The witness who resides in Kentucky is sufficiently close to the Southern District of Indiana's courthouse in Evansville, Indiana to be subject to that court's subpoena power. (Suppl. Docs. of Def. Koch Ex. 4N); see also FED. R. CIV. P. 45(b)(2).
Plaintiff essentially pursues two distinct theories in this case — a product liability claim against PTC for its design and manufacture of the roller coaster cars and a negligence claim against Koch for its operation of the roller coaster. (Compl. ¶¶ 15-32.) The former could be successfully litigated as easily in Indiana as in Pennsylvania, with experts and relatively few PTC principals/employees testifying regarding the design and manufacture of the roller coaster cars. (Ex. B of Reply Br. in Resp. to Pl.'s Br. in Opp'n to Def. PTC's Mot. to Dismiss (noting that PTC has eleven employees, but only two principals likely to testify, both of whom are willing to travel to Indiana); R. at 37.) On the other hand, the latter must be litigated in Indiana to ensure a fair and just outcome of the negligence claim against Koch. The material testimony of numerous non-party witnesses, as documented in Defendants' supporting submissions to the Court, will be crucial to a jury's assessment of Defendant Koch's liability for this tragic accident. In weighing the Jumara factors and considering the interests of justice, the Court finds that transferring this case to the Southern District of Indiana is warranted. Thus, Defendants' motions to transfer this case are granted.
IV. CONCLUSION
For the reasons discussed above, Defendants' motions to dismiss are granted in part and denied in part, and this action is transferred to the Southern District of Indiana. An appropriate Order follows.

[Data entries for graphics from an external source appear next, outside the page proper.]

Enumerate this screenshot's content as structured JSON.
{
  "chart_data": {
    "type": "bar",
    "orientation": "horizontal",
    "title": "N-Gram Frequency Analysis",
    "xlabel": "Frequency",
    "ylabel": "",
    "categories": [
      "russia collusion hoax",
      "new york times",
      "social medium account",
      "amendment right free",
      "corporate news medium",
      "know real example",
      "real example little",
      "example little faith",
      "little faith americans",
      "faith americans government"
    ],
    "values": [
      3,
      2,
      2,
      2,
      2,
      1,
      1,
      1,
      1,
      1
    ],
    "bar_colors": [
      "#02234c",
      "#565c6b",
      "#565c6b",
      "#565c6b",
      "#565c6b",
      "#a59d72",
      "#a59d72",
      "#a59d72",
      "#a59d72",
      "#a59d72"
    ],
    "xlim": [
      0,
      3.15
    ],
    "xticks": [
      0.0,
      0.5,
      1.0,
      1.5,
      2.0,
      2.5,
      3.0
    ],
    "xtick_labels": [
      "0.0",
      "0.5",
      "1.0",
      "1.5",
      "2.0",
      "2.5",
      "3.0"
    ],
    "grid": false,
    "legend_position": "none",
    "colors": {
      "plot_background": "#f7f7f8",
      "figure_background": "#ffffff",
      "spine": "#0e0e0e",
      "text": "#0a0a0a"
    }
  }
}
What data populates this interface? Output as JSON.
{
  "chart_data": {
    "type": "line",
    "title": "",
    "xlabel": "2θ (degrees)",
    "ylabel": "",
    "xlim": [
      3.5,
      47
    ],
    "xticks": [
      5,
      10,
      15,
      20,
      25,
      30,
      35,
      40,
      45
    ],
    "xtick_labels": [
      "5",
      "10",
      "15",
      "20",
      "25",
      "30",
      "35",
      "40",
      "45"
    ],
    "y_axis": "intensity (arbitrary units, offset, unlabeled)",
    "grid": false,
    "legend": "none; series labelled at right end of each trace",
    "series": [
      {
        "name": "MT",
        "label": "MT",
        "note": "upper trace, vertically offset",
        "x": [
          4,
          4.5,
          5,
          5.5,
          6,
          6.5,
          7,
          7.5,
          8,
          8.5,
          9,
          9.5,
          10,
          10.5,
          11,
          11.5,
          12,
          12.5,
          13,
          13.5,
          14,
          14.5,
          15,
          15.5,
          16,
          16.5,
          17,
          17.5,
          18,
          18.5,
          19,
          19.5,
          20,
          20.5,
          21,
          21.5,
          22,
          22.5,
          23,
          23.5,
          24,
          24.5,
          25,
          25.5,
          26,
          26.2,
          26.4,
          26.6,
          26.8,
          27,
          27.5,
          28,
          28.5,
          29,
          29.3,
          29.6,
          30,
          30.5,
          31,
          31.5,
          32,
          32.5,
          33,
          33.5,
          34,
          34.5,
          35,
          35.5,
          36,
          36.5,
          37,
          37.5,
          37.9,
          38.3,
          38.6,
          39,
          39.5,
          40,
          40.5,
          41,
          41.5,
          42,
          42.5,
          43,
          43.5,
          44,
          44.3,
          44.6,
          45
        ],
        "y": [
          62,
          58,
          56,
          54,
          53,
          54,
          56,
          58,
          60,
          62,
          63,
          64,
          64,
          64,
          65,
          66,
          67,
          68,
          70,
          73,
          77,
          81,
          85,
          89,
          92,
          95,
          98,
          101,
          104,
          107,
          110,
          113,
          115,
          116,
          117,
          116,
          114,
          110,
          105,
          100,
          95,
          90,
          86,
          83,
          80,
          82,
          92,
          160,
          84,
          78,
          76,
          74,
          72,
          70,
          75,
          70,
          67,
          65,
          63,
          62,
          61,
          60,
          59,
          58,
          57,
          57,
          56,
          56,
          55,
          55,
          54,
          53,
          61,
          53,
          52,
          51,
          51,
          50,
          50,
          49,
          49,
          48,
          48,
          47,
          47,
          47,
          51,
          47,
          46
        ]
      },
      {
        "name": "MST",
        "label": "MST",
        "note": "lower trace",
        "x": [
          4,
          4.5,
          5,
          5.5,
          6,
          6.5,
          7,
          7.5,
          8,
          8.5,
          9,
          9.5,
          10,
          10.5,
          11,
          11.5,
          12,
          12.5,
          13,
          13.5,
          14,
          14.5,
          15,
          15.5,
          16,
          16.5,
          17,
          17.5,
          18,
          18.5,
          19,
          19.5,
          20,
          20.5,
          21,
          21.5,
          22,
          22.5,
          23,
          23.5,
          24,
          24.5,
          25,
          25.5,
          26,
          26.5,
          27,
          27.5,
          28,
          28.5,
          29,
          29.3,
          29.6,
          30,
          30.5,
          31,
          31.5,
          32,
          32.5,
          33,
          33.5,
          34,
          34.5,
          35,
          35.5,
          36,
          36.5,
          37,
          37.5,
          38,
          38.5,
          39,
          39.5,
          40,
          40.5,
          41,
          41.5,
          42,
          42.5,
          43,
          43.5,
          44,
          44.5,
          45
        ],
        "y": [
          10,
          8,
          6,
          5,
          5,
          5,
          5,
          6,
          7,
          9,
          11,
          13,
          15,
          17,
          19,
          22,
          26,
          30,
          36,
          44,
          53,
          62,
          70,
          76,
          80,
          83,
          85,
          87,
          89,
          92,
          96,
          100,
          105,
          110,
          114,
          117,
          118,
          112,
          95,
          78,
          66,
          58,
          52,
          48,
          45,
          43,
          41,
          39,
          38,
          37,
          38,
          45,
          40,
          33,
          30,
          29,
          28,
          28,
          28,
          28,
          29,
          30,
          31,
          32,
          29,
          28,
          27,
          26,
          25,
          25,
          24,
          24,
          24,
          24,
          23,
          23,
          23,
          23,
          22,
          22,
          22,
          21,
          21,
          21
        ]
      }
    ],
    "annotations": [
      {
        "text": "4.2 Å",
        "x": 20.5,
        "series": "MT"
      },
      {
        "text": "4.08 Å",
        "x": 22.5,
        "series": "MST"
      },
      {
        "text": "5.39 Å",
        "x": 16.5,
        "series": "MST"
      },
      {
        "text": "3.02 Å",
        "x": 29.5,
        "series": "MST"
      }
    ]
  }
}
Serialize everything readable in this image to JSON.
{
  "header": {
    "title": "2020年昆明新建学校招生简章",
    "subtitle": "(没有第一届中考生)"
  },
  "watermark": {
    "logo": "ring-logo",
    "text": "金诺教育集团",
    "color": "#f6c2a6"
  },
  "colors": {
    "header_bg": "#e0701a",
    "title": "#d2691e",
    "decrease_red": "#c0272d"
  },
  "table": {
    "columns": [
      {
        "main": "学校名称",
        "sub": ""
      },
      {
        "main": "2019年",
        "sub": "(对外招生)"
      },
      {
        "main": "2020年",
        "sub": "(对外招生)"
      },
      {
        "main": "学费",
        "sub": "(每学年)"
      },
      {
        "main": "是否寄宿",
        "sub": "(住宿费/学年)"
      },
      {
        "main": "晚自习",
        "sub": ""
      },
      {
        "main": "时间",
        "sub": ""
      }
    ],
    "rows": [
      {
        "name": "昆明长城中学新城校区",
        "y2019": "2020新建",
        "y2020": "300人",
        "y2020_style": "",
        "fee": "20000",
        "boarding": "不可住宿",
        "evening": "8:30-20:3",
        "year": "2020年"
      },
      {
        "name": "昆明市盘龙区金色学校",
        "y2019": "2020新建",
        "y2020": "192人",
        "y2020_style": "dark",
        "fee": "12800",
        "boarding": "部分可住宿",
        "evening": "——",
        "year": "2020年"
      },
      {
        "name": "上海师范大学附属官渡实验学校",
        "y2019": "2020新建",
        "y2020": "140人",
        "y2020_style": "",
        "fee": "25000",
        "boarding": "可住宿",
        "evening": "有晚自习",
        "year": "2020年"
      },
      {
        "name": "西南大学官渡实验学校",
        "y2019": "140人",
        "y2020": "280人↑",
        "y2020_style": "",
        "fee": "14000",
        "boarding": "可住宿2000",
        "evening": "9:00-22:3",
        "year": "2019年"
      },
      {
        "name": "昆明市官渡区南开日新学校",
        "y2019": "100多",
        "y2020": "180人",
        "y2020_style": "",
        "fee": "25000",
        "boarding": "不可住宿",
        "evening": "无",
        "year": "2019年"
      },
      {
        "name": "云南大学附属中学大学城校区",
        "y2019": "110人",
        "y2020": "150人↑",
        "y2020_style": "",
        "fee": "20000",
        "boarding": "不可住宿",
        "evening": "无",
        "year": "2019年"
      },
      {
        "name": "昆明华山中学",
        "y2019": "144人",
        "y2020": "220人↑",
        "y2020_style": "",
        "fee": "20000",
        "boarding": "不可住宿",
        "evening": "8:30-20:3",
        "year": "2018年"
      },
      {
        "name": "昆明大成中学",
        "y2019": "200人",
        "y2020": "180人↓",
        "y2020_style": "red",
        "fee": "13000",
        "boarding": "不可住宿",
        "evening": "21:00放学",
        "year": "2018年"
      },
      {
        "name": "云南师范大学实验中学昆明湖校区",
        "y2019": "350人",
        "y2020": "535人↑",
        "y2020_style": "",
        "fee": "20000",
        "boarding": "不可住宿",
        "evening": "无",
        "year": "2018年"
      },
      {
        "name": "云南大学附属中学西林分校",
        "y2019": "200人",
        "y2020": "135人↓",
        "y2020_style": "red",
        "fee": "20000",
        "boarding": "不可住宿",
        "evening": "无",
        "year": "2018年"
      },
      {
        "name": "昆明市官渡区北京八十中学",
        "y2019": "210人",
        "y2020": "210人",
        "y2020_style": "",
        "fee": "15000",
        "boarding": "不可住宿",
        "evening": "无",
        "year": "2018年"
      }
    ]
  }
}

Given the Court's decision to transfer this action, the Court need not rule on Defendants' motions to dismiss the strict liability and breach of implied warranty claims and to strike Plaintiff's request for punitive damages and costs of suit, as these matters now fall within the province of the transferee court to resolve.
ORDER
AND NOW, this 18th day of October, 2005, upon consideration of Defendants' Motions to Dismiss, Plaintiff's responses thereto, Defendants' replies thereon, and for the foregoing reasons, it is hereby ORDERED that:
1. Defendant Koch Development Corporation's Motion to Dismiss (Document No. 8) is GRANTED in part and DENIED in part, as follows:
a. Motion to dismiss for lack of personal jurisdiction is DENIED;
b. Motion to dismiss for improper venue is DENIED;
c. Motion to transfer venue is GRANTED.
2. Defendant Philadelphia Toboggan Coasters, Inc.'s Motion to Dismiss (Document No. 22) is GRANTED in part and DENIED in part, as follows:
a. Motion to dismiss for improper venue is DENIED;
b. Motion to transfer venue is GRANTED.
3. This case is TRANSFERRED to the United States District Court for the Southern District of Indiana.
4. The Clerk of Court is directed to close this case for statistical purposes.